Before Chinese influence was introduced, figures were tied to the ground line and included "backgrounds of solid color", or in "clear accordance with indigenous artistic traditions". However, once influenced by the Chinese, Persian painters gained much more freedom through the Chinese traditions of "unrestricted space and infinite planes". Much of the Chinese influence in Persian art is probably indirect, transmitted through Central Asia. There appear to be no Persian miniatures that are clearly the work of a Chinese artist or one trained in China itself. The most prestigious Chinese painting tradition, of literati landscape painting on scrolls, has little influence; instead the closest parallels are with wall-paintings and motifs such as clouds and dragons found in Chinese pottery, textiles, and other decorative arts.[36] The format and composition of the Persian miniature received strong influence from Chinese paintings.[37]

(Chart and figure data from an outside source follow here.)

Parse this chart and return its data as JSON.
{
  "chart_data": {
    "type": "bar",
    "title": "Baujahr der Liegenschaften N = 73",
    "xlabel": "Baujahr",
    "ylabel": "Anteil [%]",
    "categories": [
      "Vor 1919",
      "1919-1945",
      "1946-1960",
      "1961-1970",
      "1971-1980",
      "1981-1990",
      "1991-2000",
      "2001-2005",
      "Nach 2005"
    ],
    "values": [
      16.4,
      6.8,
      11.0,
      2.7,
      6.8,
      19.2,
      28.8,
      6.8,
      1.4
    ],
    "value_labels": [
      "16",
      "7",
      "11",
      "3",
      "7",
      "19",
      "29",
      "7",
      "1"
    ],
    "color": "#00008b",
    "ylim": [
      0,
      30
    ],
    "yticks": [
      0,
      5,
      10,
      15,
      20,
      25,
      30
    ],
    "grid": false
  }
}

The Ilkhanid rulers did not convert to Islam for several decades, meanwhile remaining Tantric Buddhists or Christians (usually Nestorians). While very few traces now remain, Buddhist and Christian images were probably easily available to Persian artists at this period.[38] Especially in Ilkhanid and Timurid Mongol-Persian mythological miniatures, mythical beasts were portrayed in a style close to the Chinese qilin, fenghuang (phoenix), bixie and Chinese dragon, though they have a much more aggressive character in Islamic art, and are often seen fighting each other or natural beasts.[39]

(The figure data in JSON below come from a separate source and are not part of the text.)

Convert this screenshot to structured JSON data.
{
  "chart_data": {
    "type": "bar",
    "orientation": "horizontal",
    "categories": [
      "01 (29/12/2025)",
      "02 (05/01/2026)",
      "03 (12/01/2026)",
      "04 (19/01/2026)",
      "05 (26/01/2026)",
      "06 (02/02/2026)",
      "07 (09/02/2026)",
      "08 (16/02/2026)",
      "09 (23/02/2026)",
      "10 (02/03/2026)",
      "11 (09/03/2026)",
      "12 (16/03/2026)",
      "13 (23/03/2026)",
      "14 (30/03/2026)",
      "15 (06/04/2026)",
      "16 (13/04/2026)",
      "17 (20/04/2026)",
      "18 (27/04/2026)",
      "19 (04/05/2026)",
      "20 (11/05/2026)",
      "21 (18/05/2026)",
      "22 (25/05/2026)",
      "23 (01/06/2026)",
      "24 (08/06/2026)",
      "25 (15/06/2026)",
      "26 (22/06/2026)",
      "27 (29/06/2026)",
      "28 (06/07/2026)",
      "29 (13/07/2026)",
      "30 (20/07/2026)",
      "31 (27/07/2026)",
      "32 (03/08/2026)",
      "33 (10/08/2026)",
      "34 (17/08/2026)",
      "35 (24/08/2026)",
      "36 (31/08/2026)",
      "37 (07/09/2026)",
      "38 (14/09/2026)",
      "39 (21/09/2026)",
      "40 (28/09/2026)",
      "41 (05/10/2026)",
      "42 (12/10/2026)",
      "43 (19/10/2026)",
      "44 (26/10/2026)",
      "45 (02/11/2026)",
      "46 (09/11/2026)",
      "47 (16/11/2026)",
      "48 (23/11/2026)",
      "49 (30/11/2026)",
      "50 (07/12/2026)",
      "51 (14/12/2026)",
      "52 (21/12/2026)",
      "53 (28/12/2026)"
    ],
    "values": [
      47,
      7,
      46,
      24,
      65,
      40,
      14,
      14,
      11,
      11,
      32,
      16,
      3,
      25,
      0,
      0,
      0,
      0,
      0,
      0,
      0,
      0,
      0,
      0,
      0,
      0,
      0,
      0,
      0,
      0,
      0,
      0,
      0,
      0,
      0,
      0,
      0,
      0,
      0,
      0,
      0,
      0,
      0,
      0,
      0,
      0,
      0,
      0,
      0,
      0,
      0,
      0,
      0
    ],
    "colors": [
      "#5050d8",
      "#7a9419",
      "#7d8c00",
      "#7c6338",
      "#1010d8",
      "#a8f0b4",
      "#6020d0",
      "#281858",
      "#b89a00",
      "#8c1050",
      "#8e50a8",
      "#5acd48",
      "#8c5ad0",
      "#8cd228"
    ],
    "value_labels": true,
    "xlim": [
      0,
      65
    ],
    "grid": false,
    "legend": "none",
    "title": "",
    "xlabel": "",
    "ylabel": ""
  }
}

Prominent Persian miniaturists

The workshop tradition and division of labour within both an individual miniature and a book, as described above, complicates the attribution of paintings. Some are inscribed with the name of the artist, sometimes as part of the picture itself, for example as if painted on tiles in a building, but more often as a note added on the page or elsewhere; where and when being often uncertain. Because of the nature of the works, literary and historical references to artists, even if they are relied upon, usually do not enable specific paintings to be identified, though there are exceptions. The reputation of Kamāl ud-Dīn Behzād Herawī, or Behzād, the leading miniaturist of the late Timurid era, and founder of the Safavid school, remained supreme in the Persianate world, and at least some of his work, and style, can be identified with a degree of confidence, despite a good deal of continuing scholarly debate.[40]
Sultan Mohammed, Mir Sayyid Ali, and Aqa Mirak, were leading painters of the next generation, the Safavid culmination of the classic style, whose attributed works are found together in several manuscripts.[41] Abd al-Samad was one of the most successful Persian painters recruited by the Mughal Emperors to work in India. In the next generation, Reza Abbasi worked in the Late Safavid period producing mostly album miniatures, and his style was continued by many later painters.[42] In the 19th century, the miniatures of Abu'l-Hasan Khan Gaffari (Sani ol molk), active in Qajar Persia, showed originality, naturalism, and technical perfection.[43] Mahmoud Farshchian is a contemporary miniaturist whose style has broadened the scope of this art.